I also wanted to learn more about the misogynoir that’s depicted in the film. According to a piece titled “What is Misogynoir,” misogynoir is a specific type of sexism rooted in racism against Black women (misogyny + noir- “black”) and there are many ways in which this misogynoir has played out in society. Stereotypes about Black women stem from this misogyny: because of the Strong Black Woman stereotype doctors perceive Black women as having a higher tolerance for pain and thus treat them differently, Black women are viewed as angry when they try to speak up for themselves, Black women are viewed as strong, so many of them feel they are not allowed to show emotion, pain or distress and they often are perceived as being overly sexual even when they are girls.
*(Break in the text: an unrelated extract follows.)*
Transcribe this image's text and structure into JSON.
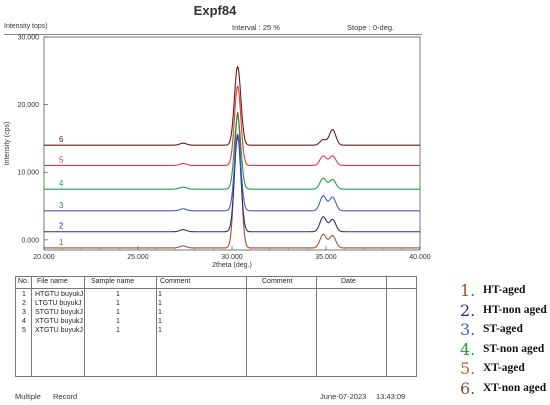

Malcolm tries to portray Marie as this angry, vindictive Black woman who is always tearing him down, but really his view of her is troubling because he’s making it seem like he’s perfectly justified in taking out his anger on her, but if she voices her opinion about his work or his personality flaws, then she’s angry even when she’s really just calling him out on his B.S. He somehow thinks that she will never know what it’s like to work in Hollywood, that she’ll never get the world of acting, but really that’s just his arrogance talking.

I’m actually really glad I read Oladipo’s piece because I myself have not experienced abuse or domestic violence, but now I realize I need to educate myself and to be more careful about celebrating movies that make that kind of abuse look ok. I actually regret lauding the film that highly in my review of it because at first glance, as someone who hadn’t educated myself much on misogynoir or domestic abuse, watching the film seemed harmless, but then when I wrote the review something told me that something was up and I needed to get my facts straight before gushing too much about this movie.